Prototype
This documentation site and its contents serve as the prototype for this prospectus. There are three main sections to the site.
- The Introduction section covers the guiding philosophies and principles of the language, including an overview of RegEx, a concept that motivates the ambiguity features of the language.
- The Language section contains individual reference pages for each proposed keyword of the language, on which readers can find a description, exact syntax, and usage example.
- The Examples section contains three sample programs in the language. These pages give detailed explanations of how the features of the language work in conjunction, particularly as demonstrated in Possibilities.
This prototype addresses the guiding question: “how can a programming language embrace emotion and poetics?” The detailed documentation demonstrate how this language plays with syntax, structure, and logic to explore poetic possibilities within code.
Feedback session
- How would using this language make you feel?

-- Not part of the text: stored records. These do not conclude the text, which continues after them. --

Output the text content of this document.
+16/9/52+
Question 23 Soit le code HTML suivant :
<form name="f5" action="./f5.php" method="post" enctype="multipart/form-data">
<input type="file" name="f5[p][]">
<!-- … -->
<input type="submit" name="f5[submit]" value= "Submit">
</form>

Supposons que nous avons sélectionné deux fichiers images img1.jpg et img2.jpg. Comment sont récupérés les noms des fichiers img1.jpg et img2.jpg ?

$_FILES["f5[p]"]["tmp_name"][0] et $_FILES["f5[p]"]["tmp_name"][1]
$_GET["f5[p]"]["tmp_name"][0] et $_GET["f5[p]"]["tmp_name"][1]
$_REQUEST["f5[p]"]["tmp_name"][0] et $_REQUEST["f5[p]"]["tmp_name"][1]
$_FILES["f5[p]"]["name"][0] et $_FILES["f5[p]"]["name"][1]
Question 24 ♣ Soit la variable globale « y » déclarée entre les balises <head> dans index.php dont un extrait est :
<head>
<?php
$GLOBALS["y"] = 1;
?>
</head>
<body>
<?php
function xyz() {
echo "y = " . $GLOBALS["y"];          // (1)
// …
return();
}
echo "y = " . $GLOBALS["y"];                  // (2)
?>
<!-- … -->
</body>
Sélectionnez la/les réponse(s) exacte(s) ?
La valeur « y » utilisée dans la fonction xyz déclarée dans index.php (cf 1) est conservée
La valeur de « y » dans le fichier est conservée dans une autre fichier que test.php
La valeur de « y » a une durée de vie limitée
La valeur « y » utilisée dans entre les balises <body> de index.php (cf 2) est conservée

- Jay: Feels like going from C++ to Processing to p5.js. Breaking down more complexities and barriers. Why can’t all programming languages be this easy?
- What is frustrating or confusing about learning to code?
- Daisy: JavaScript/jQuery scared me for a long time because of the confusing keywords and syntax. Confused about the $ symbol. HTML and CSS were less confusing, much more approachable.
- Jay: The IDE (Integrated Development Environment) experience. Opening VSCode takes a lot of mental energy; Brackets less so; p5 the least. I don’t even mind if the language is a bit more complicated, when the IDE is as friendly as p5’s web editor.
- → Develop online editor for the language, if time allows
- What could you imagine that would be an alternative to those frustrations?
- Daisy: This puts the person back into code. p5.js builds community but the code itself feels removed from that.
- → Ways to make the sense of community embedded within the code?
- Daisy: The features are poetic, but make it intuitive
- → Autocomplete/suggestion feature in editing environment
- Jose: I read the regular expression as a string itself. It’s not usually correct, but you could even make my interpretation make sense with the space for ambiguities.
- ambiguities → probabilities/possibilities. Not random. Nothing is 100% just one thing, but we can try to find the essence of it, what it’s most likely to be. Is about intentions
- Daisy: This puts the person back into code. p5.js builds community but the code itself feels removed from that.